Despite acknowledging that the party “remains in opposition for now”, the Labour leader played the victor as he promised to tackle inequality, rebuild the NHS and rebalance economic investment.
Taking the stage to chants of “oh, Jeremy Corbyn”, he mocked Theresa May’s Conservative Government for a series of embarrassing policy U-turns while claiming that the party was “tearing itself apart” over Brexit.
“It is Labour that is now setting the agenda,” he announced to delegates. “We are now the political mainstream.”
The speech was delivered to a packed conference hall, with the party enjoying a surge in membership in the wake of a surprise performance at the election.
Despite underlying tensions surrounding the growing influence of the left-wing group Momentum, Mr Corbyn said it was clear that Labour had achieved unity and “left our own divisions behind”.
He told activists that party now needed to show that it had the “credible and effective” plans and the competence needed to deliver “socialism for the 21st century, for the many, not the few”.
“We must make our unity practical. We know we are campaign-ready. We must be government-ready too,” he said.
The main policy announcement was a proposal to give communities the power to block council-led regeneration schemes if it is felt they do not “benefit the local people”.

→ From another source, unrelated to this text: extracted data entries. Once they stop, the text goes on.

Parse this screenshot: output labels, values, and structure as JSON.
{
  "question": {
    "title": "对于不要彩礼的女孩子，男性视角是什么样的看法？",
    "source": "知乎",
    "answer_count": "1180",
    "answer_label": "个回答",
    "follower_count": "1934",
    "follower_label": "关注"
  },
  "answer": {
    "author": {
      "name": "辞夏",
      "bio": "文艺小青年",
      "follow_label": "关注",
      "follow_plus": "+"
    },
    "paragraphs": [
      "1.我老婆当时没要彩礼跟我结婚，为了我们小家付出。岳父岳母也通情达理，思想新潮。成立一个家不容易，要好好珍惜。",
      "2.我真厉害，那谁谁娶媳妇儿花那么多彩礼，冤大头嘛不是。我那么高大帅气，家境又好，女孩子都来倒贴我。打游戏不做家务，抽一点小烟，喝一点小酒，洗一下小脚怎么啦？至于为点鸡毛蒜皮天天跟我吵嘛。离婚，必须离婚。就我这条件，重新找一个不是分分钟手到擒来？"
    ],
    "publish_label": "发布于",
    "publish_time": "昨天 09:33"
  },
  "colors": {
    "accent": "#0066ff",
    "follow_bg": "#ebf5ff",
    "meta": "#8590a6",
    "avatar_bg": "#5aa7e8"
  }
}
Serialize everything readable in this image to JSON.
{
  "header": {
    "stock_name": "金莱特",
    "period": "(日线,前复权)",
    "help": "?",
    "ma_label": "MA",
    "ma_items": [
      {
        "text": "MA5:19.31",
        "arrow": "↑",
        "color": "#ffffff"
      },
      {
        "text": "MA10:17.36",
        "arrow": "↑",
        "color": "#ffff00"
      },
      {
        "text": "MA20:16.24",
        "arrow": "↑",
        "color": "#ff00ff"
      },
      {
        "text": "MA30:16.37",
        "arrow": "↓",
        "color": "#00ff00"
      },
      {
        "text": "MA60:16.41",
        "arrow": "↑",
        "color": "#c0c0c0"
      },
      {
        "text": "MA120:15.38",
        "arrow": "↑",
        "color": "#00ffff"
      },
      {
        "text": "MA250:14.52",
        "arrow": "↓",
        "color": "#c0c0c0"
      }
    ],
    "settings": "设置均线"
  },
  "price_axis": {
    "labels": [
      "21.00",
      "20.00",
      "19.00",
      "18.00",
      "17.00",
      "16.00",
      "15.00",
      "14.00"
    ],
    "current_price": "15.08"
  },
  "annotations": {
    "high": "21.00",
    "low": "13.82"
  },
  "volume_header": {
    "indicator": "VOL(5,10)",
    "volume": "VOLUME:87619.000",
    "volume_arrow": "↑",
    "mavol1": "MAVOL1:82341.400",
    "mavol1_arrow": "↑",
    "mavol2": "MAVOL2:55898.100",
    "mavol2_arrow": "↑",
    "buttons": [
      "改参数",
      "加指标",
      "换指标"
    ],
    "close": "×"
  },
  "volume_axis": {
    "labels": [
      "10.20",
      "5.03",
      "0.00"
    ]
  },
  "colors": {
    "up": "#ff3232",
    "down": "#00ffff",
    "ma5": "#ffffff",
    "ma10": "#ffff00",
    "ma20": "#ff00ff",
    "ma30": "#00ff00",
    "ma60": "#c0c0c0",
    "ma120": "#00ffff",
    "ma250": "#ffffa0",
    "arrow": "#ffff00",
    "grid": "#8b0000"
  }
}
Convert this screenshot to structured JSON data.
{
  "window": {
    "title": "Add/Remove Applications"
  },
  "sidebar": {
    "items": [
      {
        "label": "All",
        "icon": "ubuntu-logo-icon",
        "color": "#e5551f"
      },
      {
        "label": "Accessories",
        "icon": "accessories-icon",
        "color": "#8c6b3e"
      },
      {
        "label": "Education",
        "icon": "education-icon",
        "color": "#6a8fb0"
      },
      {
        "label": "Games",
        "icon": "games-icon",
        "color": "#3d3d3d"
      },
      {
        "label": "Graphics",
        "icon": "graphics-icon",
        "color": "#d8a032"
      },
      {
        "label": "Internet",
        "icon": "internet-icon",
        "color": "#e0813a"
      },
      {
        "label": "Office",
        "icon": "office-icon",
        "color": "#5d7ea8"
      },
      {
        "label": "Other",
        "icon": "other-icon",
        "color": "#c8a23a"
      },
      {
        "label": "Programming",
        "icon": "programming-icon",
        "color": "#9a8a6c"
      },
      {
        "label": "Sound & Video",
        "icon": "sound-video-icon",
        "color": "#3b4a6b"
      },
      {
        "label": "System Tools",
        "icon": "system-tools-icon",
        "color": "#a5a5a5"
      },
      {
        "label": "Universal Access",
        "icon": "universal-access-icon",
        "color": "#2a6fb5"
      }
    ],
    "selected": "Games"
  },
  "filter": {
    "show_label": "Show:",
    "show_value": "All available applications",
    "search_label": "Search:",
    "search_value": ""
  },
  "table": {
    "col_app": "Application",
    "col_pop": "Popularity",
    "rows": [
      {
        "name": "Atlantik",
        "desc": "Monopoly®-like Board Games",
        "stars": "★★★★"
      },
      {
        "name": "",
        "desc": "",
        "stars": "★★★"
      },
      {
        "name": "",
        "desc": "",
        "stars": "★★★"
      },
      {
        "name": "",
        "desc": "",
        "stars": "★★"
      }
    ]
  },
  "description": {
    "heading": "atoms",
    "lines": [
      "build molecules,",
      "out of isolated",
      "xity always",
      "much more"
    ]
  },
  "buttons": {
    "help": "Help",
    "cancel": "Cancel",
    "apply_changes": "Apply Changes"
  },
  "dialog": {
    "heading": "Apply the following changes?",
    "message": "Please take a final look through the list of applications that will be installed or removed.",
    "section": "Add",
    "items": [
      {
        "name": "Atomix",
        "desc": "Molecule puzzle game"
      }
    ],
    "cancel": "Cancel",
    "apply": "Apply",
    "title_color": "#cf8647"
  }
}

He stated that regeneration too often means “forced gentrification and social cleansing” of communities, “as private developers move in and tenants and leaseholders are moved out”.
He also promised that a Labour government would guarantee “unimpeded access” to the single market, in its bid to establish a “new co-operative relationship with the EU”.
He contrasted this with the “shambolic” approach to Brexit displayed by the current Government, which he claimed was “tearing itself apart”.
He said: “The election result has already delivered one Tory U-turn after another over some of their most damaging policies.
The reality is that barely three months since the election this coalition of Conservative chaos is... bereft of ideas and energy.”
Launching a fresh attack on the failures of the free market and the “dogmas of neo-liberalism” he reaffirmed the party’s commitment to economic reform.
He told supporters that Labour “is looking not just to repair the damage done by austerity but to transform our economy with a new and dynamic role for the public sector”.
“Now is the time that government took a more active role in restructuring our economy. Now is the time that corporate boardrooms were held accountable for their actions, And now is the time that we developed a new model of economic management.” he said.
First Secretary of State Damian Green said Mr Corbyn’s speech “summed up the problem with Labour”. “Lots of big promises, but no explanation of how they would deliver them,” he said.
“Labour say they are ready for power but everything we’ve seen this week suggests they’re not fit to govern – and it’s ordinary working people who would end up footing the bill.”